The piece captured why Blunt and other Republicans running for Congress have not disavowed Trump: They need his supporters to vote for them.

Weigel encountered one woman who said Trump had made the horrible remarks to Billy Bush when he was a Democrat, a Scott Baio-ish talking point. Another voter dismissed polls showing Clinton with the lead, arguing that Trump was drawing crowds of 20,000 and 30,000 people. At a family day at Springfield’s fairgrounds, Blunt greeted a woman who did not think a woman should be president.

There are a lot of people in Missouri who think this way, which is why Trump is likely to win the state’s 10 electoral votes. Blunt is less of a lock. The New York Times analytics shop says the race between Blunt and Democrat Jason Kander is “competitive.” Five Thirty Eight estimates Kander has a 35 percent chance of turning Blunt’s seat from red to blue.

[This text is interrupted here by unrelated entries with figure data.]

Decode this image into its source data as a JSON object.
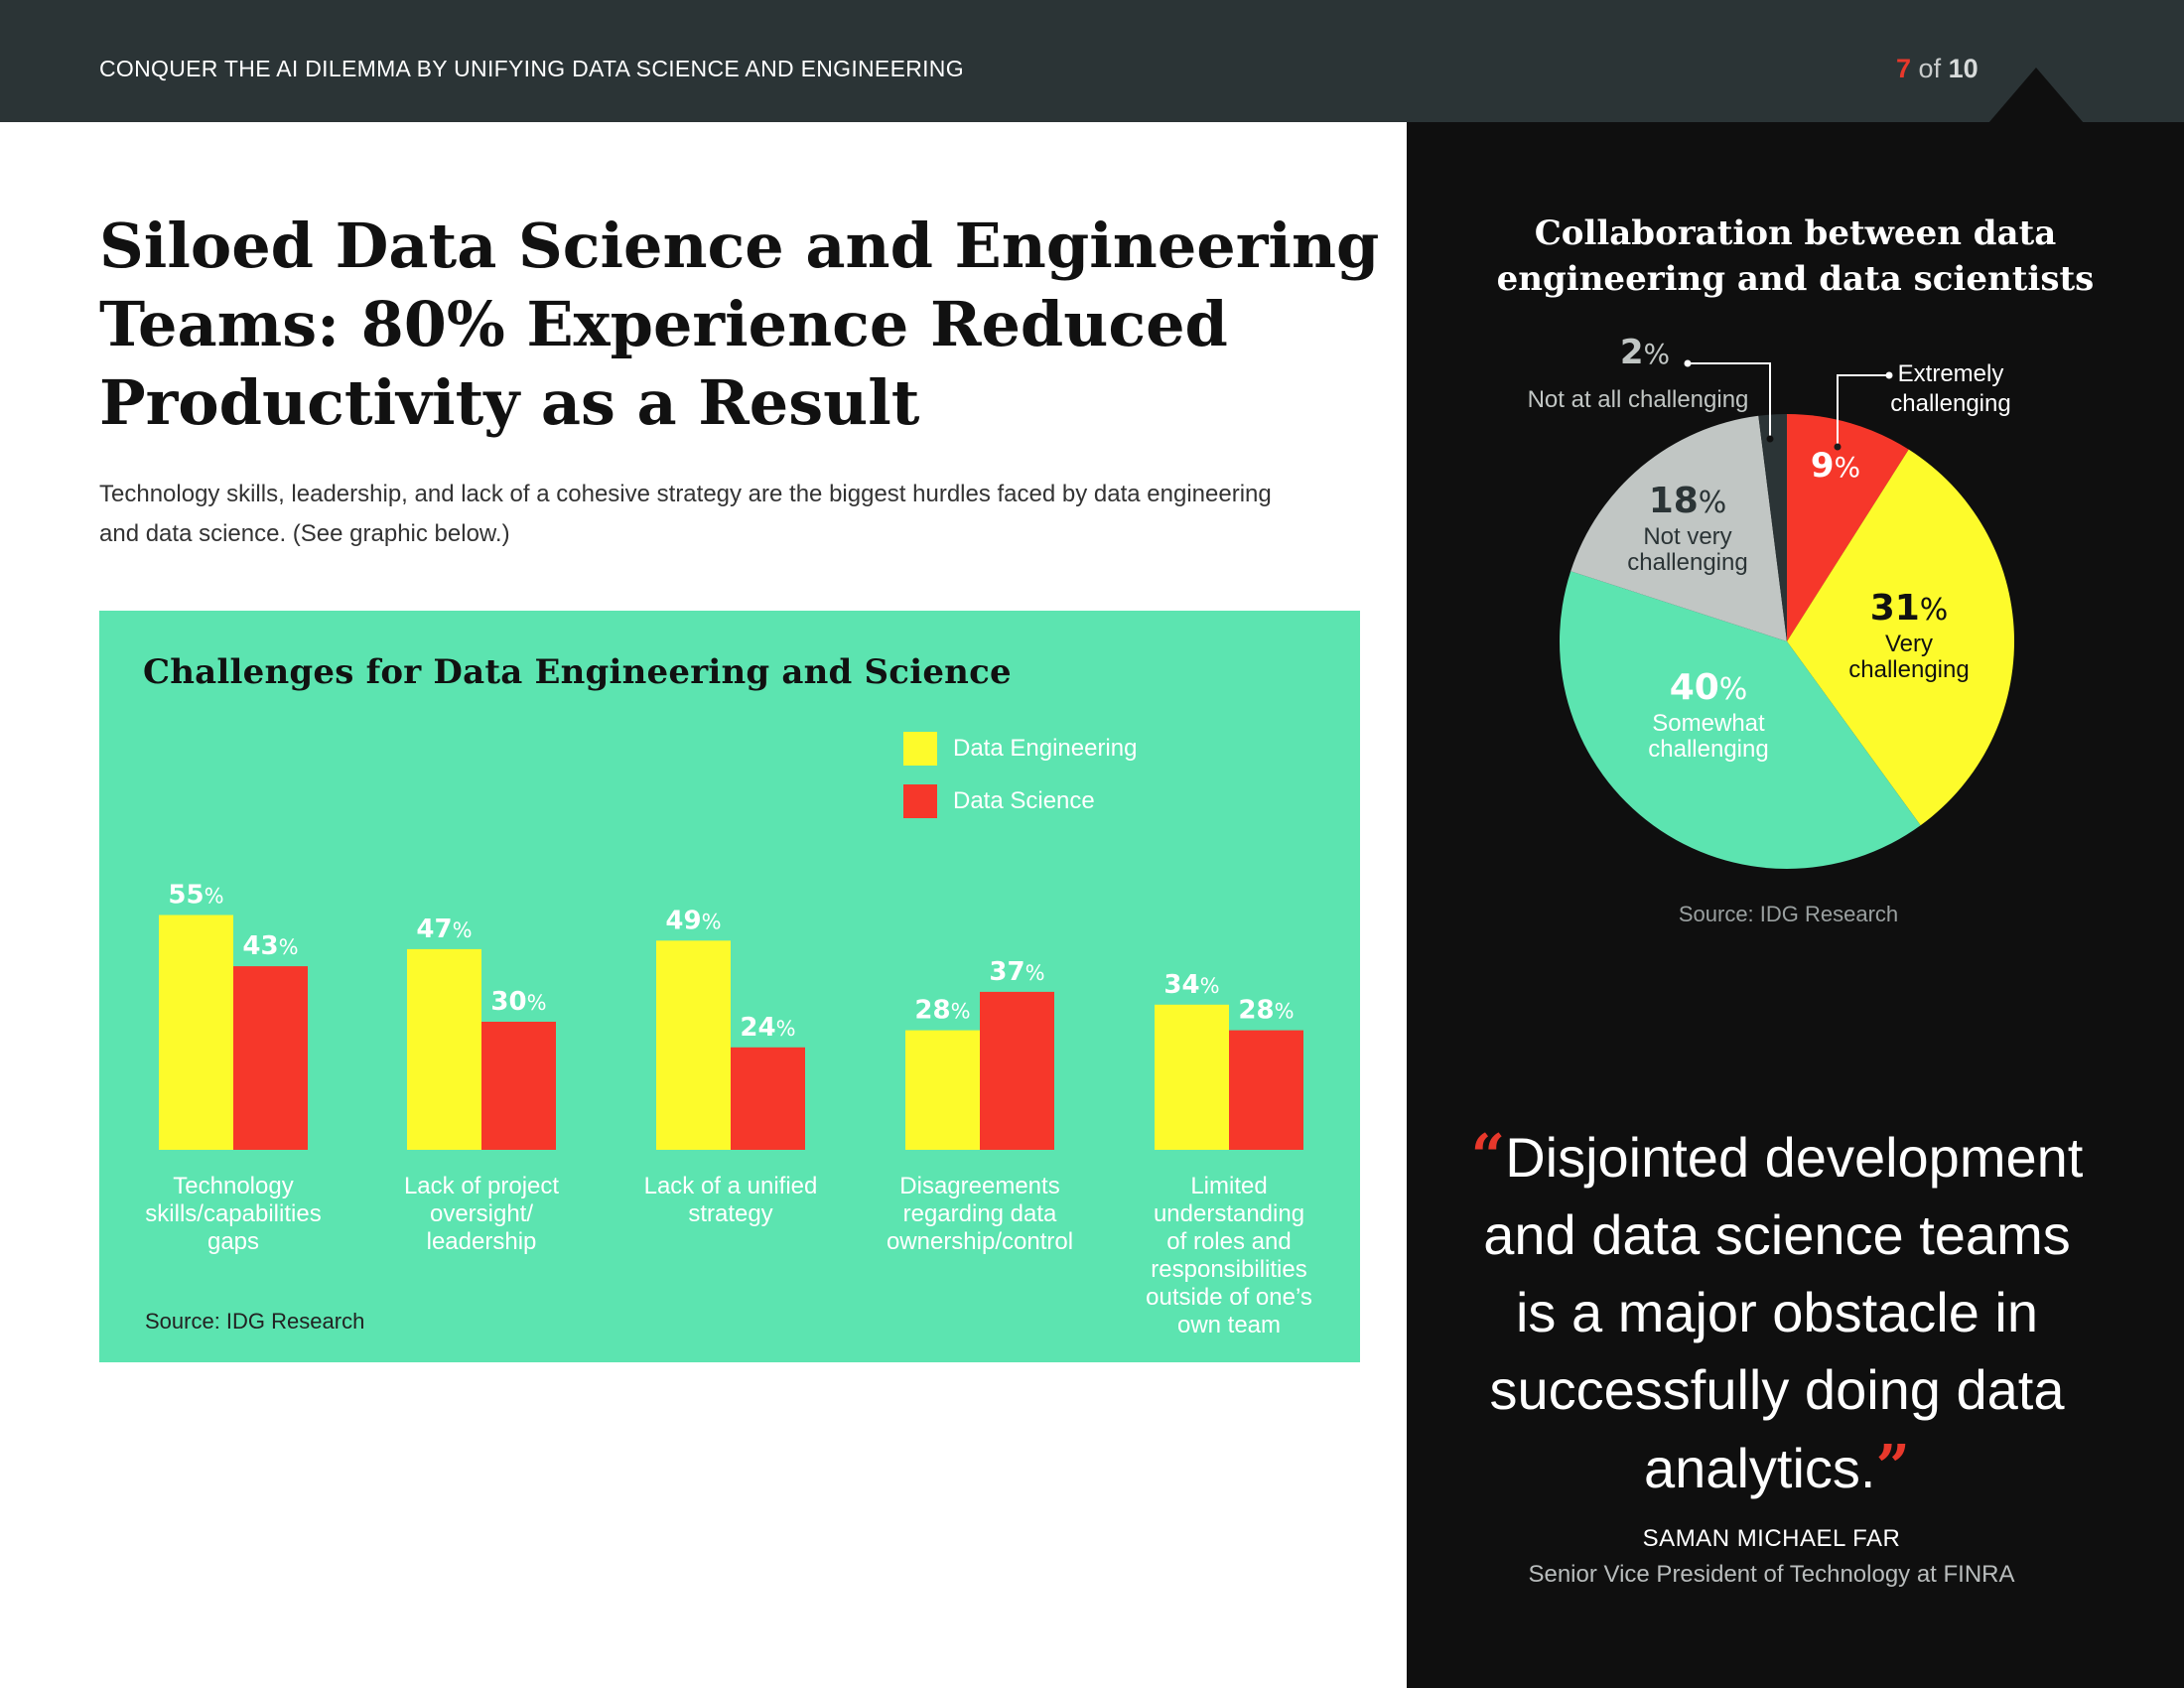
{
  "header": {
    "title": "CONQUER THE AI DILEMMA BY UNIFYING DATA SCIENCE AND ENGINEERING",
    "page_current": "7",
    "page_of": "of",
    "page_total": "10"
  },
  "main": {
    "title_lines": [
      "Siloed Data Science and Engineering",
      "Teams: 80% Experience Reduced",
      "Productivity as a Result"
    ],
    "subtitle_lines": [
      "Technology skills, leadership, and lack of a cohesive strategy are the biggest hurdles faced by data engineering",
      "and data science. (See graphic below.)"
    ]
  },
  "colors": {
    "engineering": "#fdfb2b",
    "science": "#f6372a",
    "teal": "#5ce4b0",
    "gray": "#c1c6c4",
    "dark": "#2b3436"
  },
  "chart_data": [
    {
      "type": "bar",
      "title": "Challenges for Data Engineering and Science",
      "categories": [
        [
          "Technology",
          "skills/capabilities",
          "gaps"
        ],
        [
          "Lack of project",
          "oversight/",
          "leadership"
        ],
        [
          "Lack of a unified",
          "strategy"
        ],
        [
          "Disagreements",
          "regarding data",
          "ownership/control"
        ],
        [
          "Limited",
          "understanding",
          "of roles and",
          "responsibilities",
          "outside of one’s",
          "own team"
        ]
      ],
      "series": [
        {
          "name": "Data Engineering",
          "values": [
            55,
            47,
            49,
            28,
            34
          ]
        },
        {
          "name": "Data Science",
          "values": [
            43,
            30,
            24,
            37,
            28
          ]
        }
      ],
      "unit": "%",
      "ylim": [
        0,
        60
      ],
      "legend": "top-right",
      "source": "Source: IDG Research"
    },
    {
      "type": "pie",
      "title_lines": [
        "Collaboration between data",
        "engineering and data scientists"
      ],
      "slices": [
        {
          "label_lines": [
            "Extremely",
            "challenging"
          ],
          "value": 9
        },
        {
          "label_lines": [
            "Very",
            "challenging"
          ],
          "value": 31
        },
        {
          "label_lines": [
            "Somewhat",
            "challenging"
          ],
          "value": 40
        },
        {
          "label_lines": [
            "Not very",
            "challenging"
          ],
          "value": 18
        },
        {
          "label_lines": [
            "Not at all challenging"
          ],
          "value": 2
        }
      ],
      "unit": "%",
      "source": "Source: IDG Research"
    }
  ],
  "quote": {
    "open_mark": "“",
    "lines": [
      "Disjointed development",
      "and data science teams",
      "is a major obstacle in",
      "successfully doing data",
      "analytics."
    ],
    "close_mark": "”",
    "author": "SAMAN MICHAEL FAR",
    "role": "Senior Vice President of Technology at FINRA"
  }
}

GQ noted last week that Kander, who filmed a campaign ad in which he assembles an AR-15 while blindfolded, may pick up votes from people who are likely to vote for Trump:

In an election year in which Democrats are desperately hoping to take back the U.S. Senate, how ironic would it be if the candidate who puts them over the top is one who relies on some of the same disenchanted voters pulling the lever for the most polarizing Republican presidential candidate in 60 years?